- Интересный вопрос, - так же, без промедления, отозвался кардинал. - Почему именно этот?
- Простите, Ваше Преосвященство... - Леон словно только что вспомнил, как надлежит обращаться к особе соответствующего сана. Разговор уже откровенно тяготил доминиканца, ему больше всего хотелось поскорее закончить и уйти, чтобы вернуть душевное спокойствие в спокойном несуетливом одиночестве.
- Вы слишком часто извиняетесь, - резко бросил Морхауз. - Слишком, даже с поправкой на разницу в нашем положении. У вас настолько мало собственного достоинства?
- Изви... - начал было Гильермо, неожиданно для себя тоже на повышенном тоне, однако осекся. Кардинал зло усмехнулся, видя страдания монаха. Морхауза словно забавляли логические тупики, в которые он загонял собеседника.
- Простите, - решительно, чеканя каждый слог, выговорил Гильермо, глядя прямо в чуть прищуренные глаза кардинала. Зрачки Морхауза блеснули отраженным светом тусклой лампочки, как у вышедшего на охоту тигра, но монах не дрогнул.
- Я не понимаю сути этого разговора, - столь же четко и жестко сказал Гильермо. - Вы плетете словесные ловушки, испытываете меня, но я не постигаю цели этих ... ловушек. Вы находите удовольствие в насмешке надо мной? Это мелко и недостойно, монсеньор. Впрочем, если это возвращает вам душевное спокойствие, я не против.
Морхауз подошел к Леону вплотную, глянул сверху вниз, с непонятным выражением на лице. Гильермо ощутил, что запас смелости в его собственной душе почти исчерпан, но постарался встретить испытующий взгляд кардинала с достоинством.
- А ведь я в определенной мере властен если не над вашей душой, то над телом, - в с тем же неопределенным выражением сказал Морхауз. - Вы подумали об этом?
- Никто не властен надо мной, кроме Него, - спокойно, почти покровительственно вымолвил доминиканец. - Надо мной и любым иным существом во вселенной. Все в Его руке и вы не сделаете ничего, на что Он не даст своего благоволения.
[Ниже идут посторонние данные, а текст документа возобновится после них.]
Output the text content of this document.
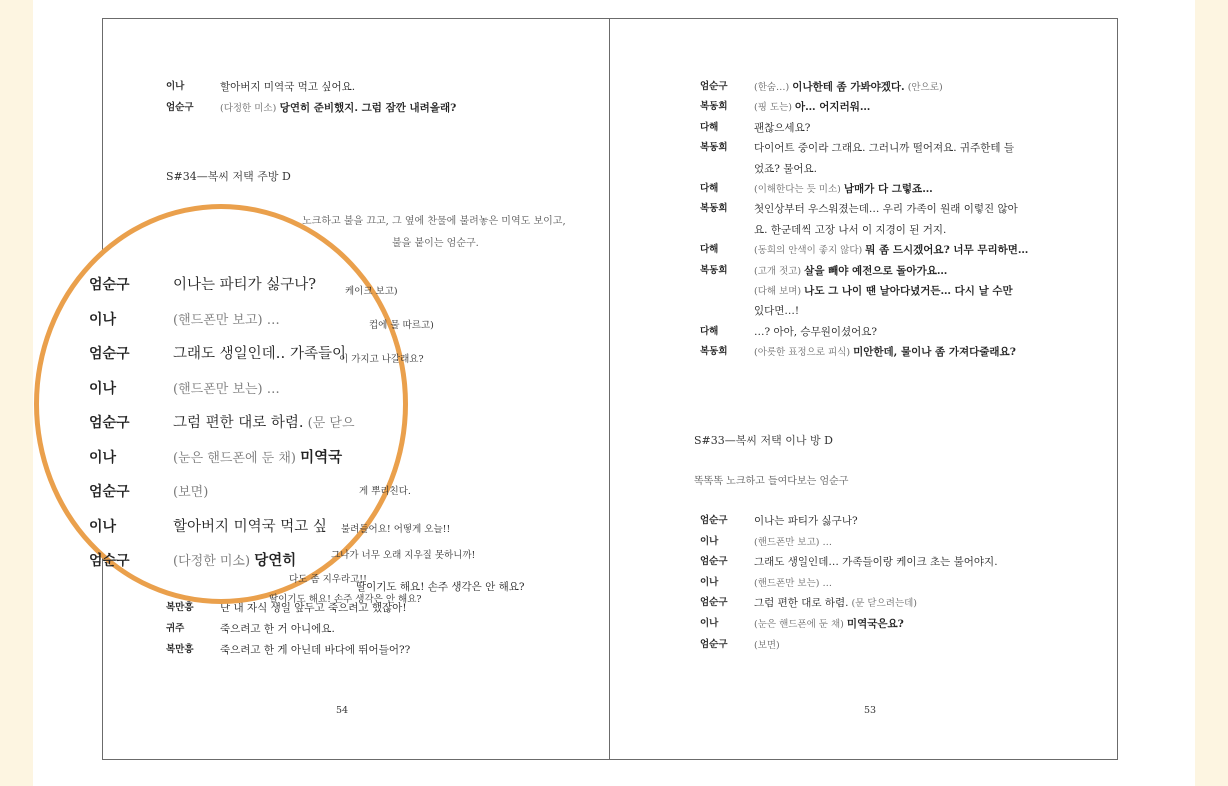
이나	할아버지 미역국 먹고 싶어요.
엄순구	(다정한 미소) 당연히 준비했지. 그럼 잠깐 내려올래?
S#34—복씨 저택 주방 D
노크하고 불을 끄고, 그 옆에 찬물에 불려놓은 미역도 보이고,
불을 붙이는 엄순구.
딸이기도 해요! 손주 생각은 안 해요?
복만흥	난 내 자식 생일 앞두고 죽으려고 했잖아!
귀주	죽으려고 한 거 아니에요.
복만흥	죽으려고 한 게 아닌데 바다에 뛰어들어??
54
엄순구	(한숨…) 이나한테 좀 가봐야겠다. (안으로)
복동희	(핑 도는) 아… 어지러워…
다해	괜찮으세요?
복동희	다이어트 중이라 그래요. 그러니까 떨어져요. 귀주한테 들
었죠? 물어요.
다해	(이해한다는 듯 미소) 남매가 다 그렇죠…
복동희	첫인상부터 우스워졌는데… 우리 가족이 원래 이렇진 않아
요. 한군데씩 고장 나서 이 지경이 된 거지.
다해	(동희의 안색이 좋지 않다) 뭐 좀 드시겠어요? 너무 무리하면…
복동희	(고개 젓고) 살을 빼야 예전으로 돌아가요…
(다해 보며) 나도 그 나이 땐 날아다녔거든… 다시 날 수만
있다면…!
다해	…? 아아, 승무원이셨어요?
복동희	(아릇한 표정으로 피식) 미안한데, 물이나 좀 가져다줄래요?
S#33—복씨 저택 이나 방 D
똑똑똑 노크하고 들여다보는 엄순구
엄순구	이나는 파티가 싫구나?
이나	(핸드폰만 보고) …
엄순구	그래도 생일인데… 가족들이랑 케이크 초는 불어야지.
이나	(핸드폰만 보는) …
엄순구	그럼 편한 대로 하렴. (문 닫으려는데)
이나	(눈은 핸드폰에 둔 채) 미역국은요?
엄순구	(보면)
53
케이크 보고)
컵에 물 따르고)
이 가지고 나갈래요?
게 뿌리친다.
불려들어요! 어떻게 오늘!!
그나가 너무 오래 지우질 못하니까!
다도 좀 지우라고!!
딸이기도 해요! 손주 생각은 안 해요?
엄순구	이나는 파티가 싫구나?
이나	(핸드폰만 보고) …
엄순구	그래도 생일인데‥ 가족들이
이나	(핸드폰만 보는) …
엄순구	그럼 편한 대로 하렴. (문 닫으
이나	(눈은 핸드폰에 둔 채) 미역국
엄순구	(보면)
이나	할아버지 미역국 먹고 싶
엄순구	(다정한 미소) 당연히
А если Господь считает, что это нужно и правильно, кто я такой, чтобы противиться?
- Оригинально, - Морхауз моргнул тяжелыми, набрякшими веками, словно погасил пронизывающие рентгеновские лучи, исходящие из его зрачков. - Тезис весьма известный и проверенный столетиями, однако, я никогда не слышал его в подобной ситуации и в такой ... творческой импровизации.
Кардинал отступил на пару шагов, повел плечами и как будто ссутулился, весь обмяк. Теперь перед Гильермо был не грозный dominus cardinalis, епископ и член Консистории, но уставший человек в возрасте. Обычный человек, ничем не примечательный, отягощенный многими заботами.